Наутро мы были в деле. Полк три раза ходил в атаку, но Владов остался невредим. Мой эскадрон между тем послали преследовать сбитого неприятеля. Возвращаясь к полку, я отстал от фронта, чтобы прямиком проехать в штаб с рапортом. Смотрю — подле дороги лежит раненый гусарский офицер; я спешу к нему, — и что ж?.. Это Владов. Рядом с ним повержен был убитый копь его. Он сам, опершись на обломок сабли, глядел на кровь, которою исходил. Глаза его стали, лицо подернулось смертною синевою. Мой вопль возбудил друга: он приподнял голову, улыбнулся, хотел подать мне окровавленную руку, но она упала как свинцовая.
«Друг! — сказал он тихо, — мое предчувствие сбылось — мое желание исполняется, я умираю…»

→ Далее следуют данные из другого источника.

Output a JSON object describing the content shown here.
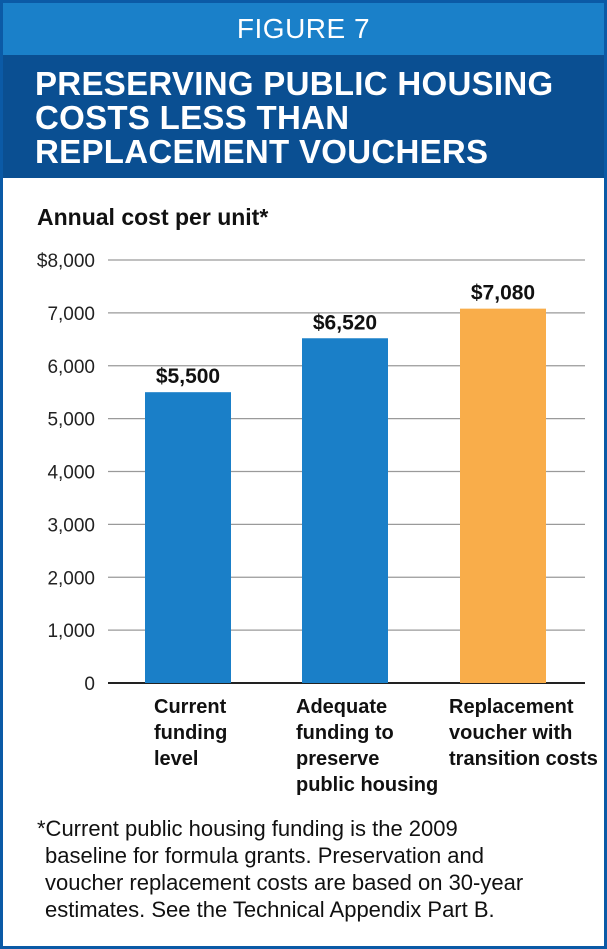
{
  "figure_label": "FIGURE 7",
  "title_lines": [
    "PRESERVING PUBLIC HOUSING",
    "COSTS LESS THAN",
    "REPLACEMENT VOUCHERS"
  ],
  "footnote_lines": [
    "*Current public housing funding is the 2009",
    "baseline for formula grants. Preservation and",
    "voucher replacement costs are based on 30-year",
    "estimates. See the Technical Appendix Part B."
  ],
  "colors": {
    "figure_band": "#1a80c9",
    "title_band": "#0a4f92",
    "bar_blue": "#1a7fc8",
    "bar_orange": "#f9ad4a",
    "frame": "#0b5aa6"
  },
  "chart_data": {
    "type": "bar",
    "ylabel": "Annual cost per unit*",
    "ylim": [
      0,
      8000
    ],
    "yticks": [
      0,
      1000,
      2000,
      3000,
      4000,
      5000,
      6000,
      7000,
      8000
    ],
    "ytick_labels": [
      "0",
      "1,000",
      "2,000",
      "3,000",
      "4,000",
      "5,000",
      "6,000",
      "7,000",
      "$8,000"
    ],
    "grid": true,
    "categories": [
      [
        "Current",
        "funding",
        "level"
      ],
      [
        "Adequate",
        "funding to",
        "preserve",
        "public housing"
      ],
      [
        "Replacement",
        "voucher with",
        "transition costs"
      ]
    ],
    "values": [
      5500,
      6520,
      7080
    ],
    "value_labels": [
      "$5,500",
      "$6,520",
      "$7,080"
    ],
    "bar_colors": [
      "#1a7fc8",
      "#1a7fc8",
      "#f9ad4a"
    ]
  }
}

Он замолк; кровь проступала сквозь ментик, — я от ужаса и сожаления не мог промолвить слова.
«Смотри, — сказал он опять, — смотри, Мечин, как капля по капле источается во мне жизнь, как постепенно густеет и холодеет кровь моя; еще капля, еще минута — и меня не станет! Люди говорят, будто умирать тяжело; но прошедшее и будущее принадлежит не нам, а терять настоящее ужели мы не привыкли?..»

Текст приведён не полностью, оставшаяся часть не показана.